Mchaffie's recent ascent of The Meltdown was the most inspiring news item for me, for some time, and it's hard to put a finger on just why that is so. However, I appreciate that Ondra's exploits will be just as inspiring for others.

Dave T.
Greedotheferret - on 19 Jul 2012
In reply to DAVETHOMAS90:
> (In reply to Greedotheferret)

> It is a shame that the rating, the number, is what tends to capture the headlines, more than what inspires the climber

Exactly,thats what I don't really get about sport climbing (and because I havent done much of it)
I think it was Pete Robbins who said on Onsight, that when people talk about a sport climb they generally talk about it by grade and difficulty whereas when you talk about a trad route you know it by it's Name and quality of the line. (or something along those lines)
And that hit the nail on the head for me.

AJM - on 19 Jul 2012
In reply to Greedotheferret:

That the same Pete Robins who over the last few years is probably best known for his various sport exploits at LPT and elsewhere?
Greedotheferret - on 19 Jul 2012
In reply to AJM:
Im not disputing that this is the case, Im just quoting what he said...
AJM - on 19 Jul 2012
In reply to Greedotheferret:

In a film extolling the virtues of onsight trad climbing, he is hardly likely to say much else. I forget whether it was him I read that is now trying Big Bang but I imagine the history and line of Liquid Ambar for example must have inspired enough...

I do wonder though, as an aside, whether the degree of inspiration you need to get from the line/history/quality of a serious redpoint project would have to be higher than that from a trad route if you are going to invest 5, 10 or howevermany sessions into it.
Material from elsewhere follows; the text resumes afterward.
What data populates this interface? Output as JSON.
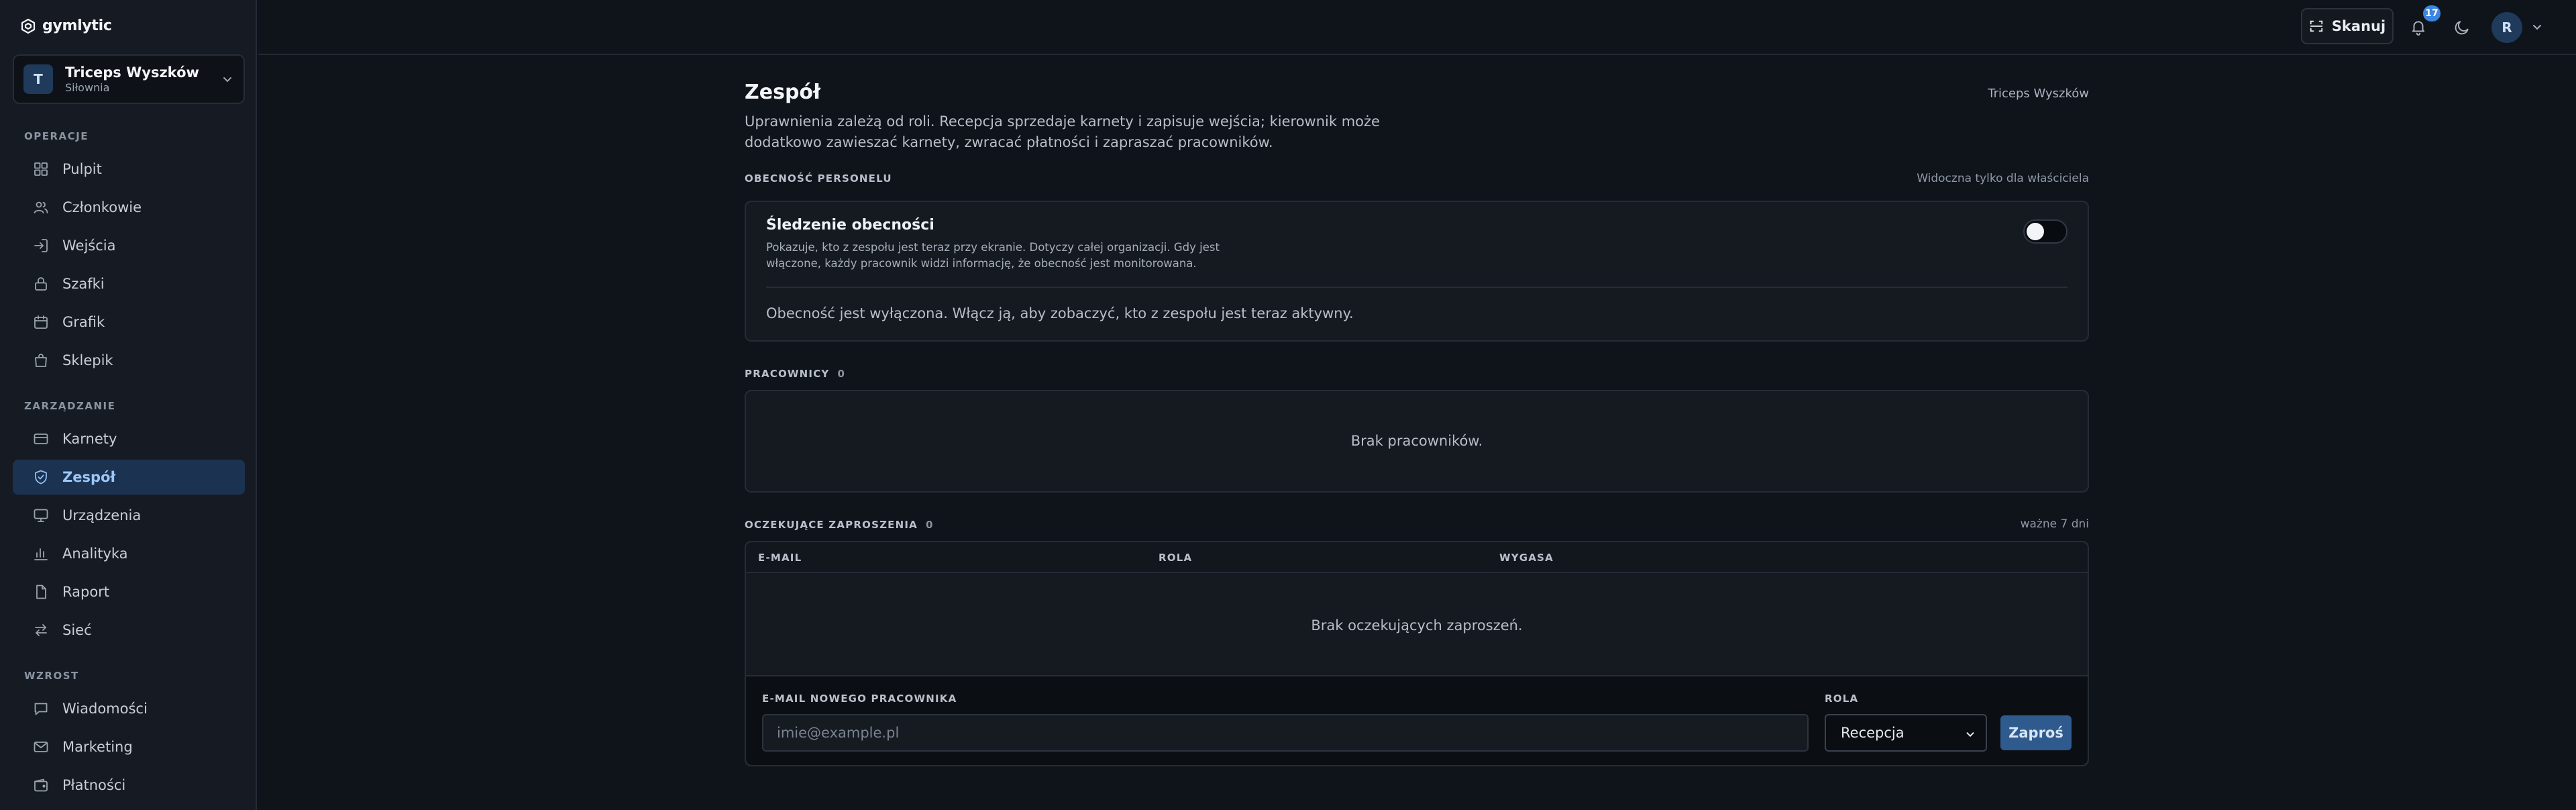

I certainly couldn't invest that much of myself into something just for the grade, and I don't know I'm that unusual in my sport preferences in that respect. There has to be more than that to keep you going back.
Greedotheferret - on 19 Jul 2012
In reply to AJM:
Yeah, there must be something in it I guess, especially so If you have invested the time on bolting it. But as I said iv'e not done much sport climbing so my view is just speculative.

I've had routes on my " wish list" for a couple of years now, and don't want to try them until i am ready, Browns Eliminate for example, Excellent looking climbing, and although I have climbed routes higher in grade, there is something about the route that has held my attention for so long, when i was still struggling on HS routes, that route was my Target I guess you could say. I suppose i need to Man Up! And get my head around the run out up top.
koalapie - on 19 Jul 2012
In reply to AJM:
> (In reply to Greedotheferret)
>
>
> I certainly couldn't invest that much of myself into something just for the grade, and I don't know I'm that unusual in my sport preferences in that respect. There has to be more than that to keep you going back.

Like figuring out how to and then climbing a great quality but very hard line of rock, let alone puting it up for others to repeat?

Sounds a little like rock climbing to me!